Pukul 11.00 saya turun. Di tengah jalan aku mengintip ke luar dan ombak menerpa tepi pantai. Mereka harus melewati jalan. Saya ingat tetangga sebelah kami memasang pintu garasi tahun ini karena dia tidak ingin air dari angin topan masuk ke rumahnya. Di lantai bawah angin terdengar seperti suara yang dalam dan aku benar-benar ingin Brant pulang. Saya ingin tahu bagaimana keadaan semua kucing liar.
Pada siang hari angin hampir konstan dan tetap seperti itu selama setengah jam. Saya menyaksikan ombak menabrak pemecah ombak dan mereka kuat dan meledak 10 dan 15 kaki di udara dan secara dramatis memukul batu ketika mereka turun dan saya bersyukur untuk dinding-dinding batu karena ombak akan dengan mudah sampai ke rumah kami tanpa mereka. Pada pukul 12:30 hujan mulai turun lagi dan langit menjadi gelap tetapi angin bertiup lambat.

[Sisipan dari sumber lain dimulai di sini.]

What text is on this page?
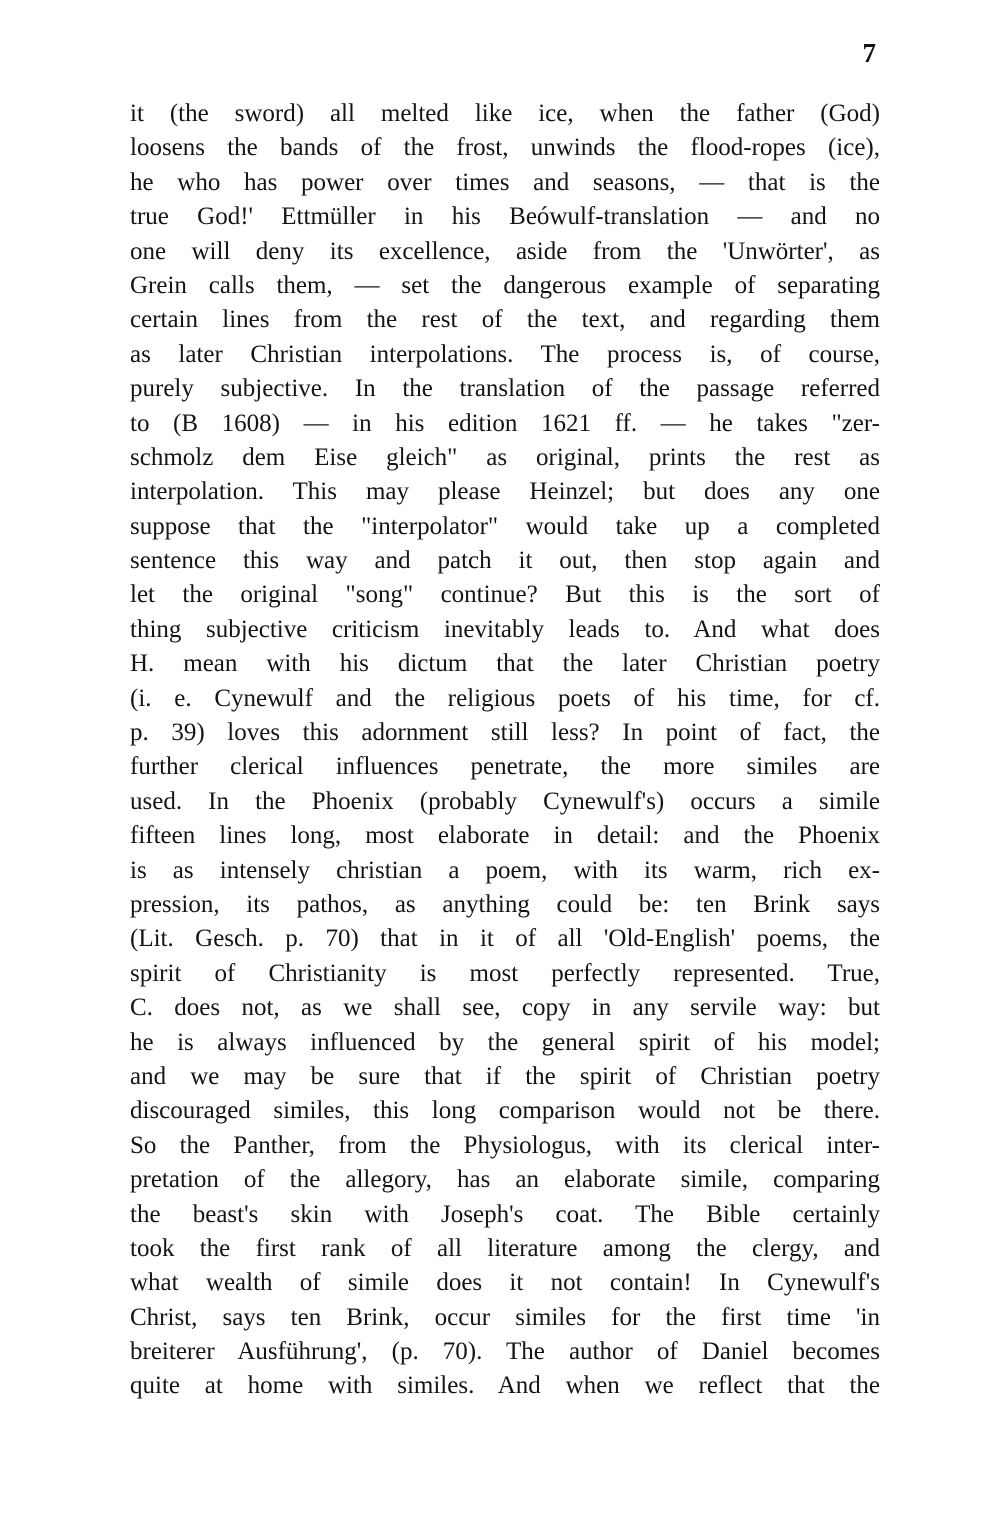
7
it (the sword) all melted like ice, when the father (God)
loosens the bands of the frost, unwinds the flood-ropes (ice),
he who has power over times and seasons, — that is the
true God!' Ettmüller in his Beówulf-translation — and no
one will deny its excellence, aside from the 'Unwörter', as
Grein calls them, — set the dangerous example of separating
certain lines from the rest of the text, and regarding them
as later Christian interpolations. The process is, of course,
purely subjective. In the translation of the passage referred
to (B 1608) — in his edition 1621 ff. — he takes "zer-
schmolz dem Eise gleich" as original, prints the rest as
interpolation. This may please Heinzel; but does any one
suppose that the "interpolator" would take up a completed
sentence this way and patch it out, then stop again and
let the original "song" continue? But this is the sort of
thing subjective criticism inevitably leads to. And what does
H. mean with his dictum that the later Christian poetry
(i. e. Cynewulf and the religious poets of his time, for cf.
p. 39) loves this adornment still less? In point of fact, the
further clerical influences penetrate, the more similes are
used. In the Phoenix (probably Cynewulf's) occurs a simile
fifteen lines long, most elaborate in detail: and the Phoenix
is as intensely christian a poem, with its warm, rich ex-
pression, its pathos, as anything could be: ten Brink says
(Lit. Gesch. p. 70) that in it of all 'Old-English' poems, the
spirit of Christianity is most perfectly represented. True,
C. does not, as we shall see, copy in any servile way: but
he is always influenced by the general spirit of his model;
and we may be sure that if the spirit of Christian poetry
discouraged similes, this long comparison would not be there.
So the Panther, from the Physiologus, with its clerical inter-
pretation of the allegory, has an elaborate simile, comparing
the beast's skin with Joseph's coat. The Bible certainly
took the first rank of all literature among the clergy, and
what wealth of simile does it not contain! In Cynewulf's
Christ, says ten Brink, occur similes for the first time 'in
breiterer Ausführung', (p. 70). The author of Daniel becomes
quite at home with similes. And when we reflect that the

Brant menelepon pukul 12:45 dan mengatakan dia sedang dalam perjalanan. Aku menundukkan kepalaku ke luar jendela lagi dan seorang lelaki bertelanjang dada berada di jalan mengamati gelombang. Dia harus melompat mundur ketika selembar air yang bergerak cepat meluncur ke tempat dia berdiri. Pada 1:05 angin jauh lebih rendah dan saya mulai menutup jendela logam di lantai atas dan saya melihat Brant berdiri di tempat lelaki itu. Saya berteriak, “Apakah kamu gila!” Kepadanya dan dia melambai saya di luar.
Kami menonton air bersama untuk sementara waktu dan menemukan tanda air tinggi, yang jauh lebih tinggi dari yang saya kira, di tengah gang, melewati pintu garasi tetangga yang baru.
Brant dan aku kembali ke dalam dan dia melihat ombaknya pecah dengan teropongnya. Dia mempertimbangkan untuk mengeluarkan papan. Angin sepoi-sepoi begitu kencang sehingga jendela terbuka dan kertas-kertas bergoyang di dalam, tetapi tidak ada yang jatuh. Saya merasa terburu-buru sepanjang hari entah bagaimana dan sekarang tenang dan aman dan saya lelah.
Yang terburuk sudah berakhir dan mulutku terasa seperti garam.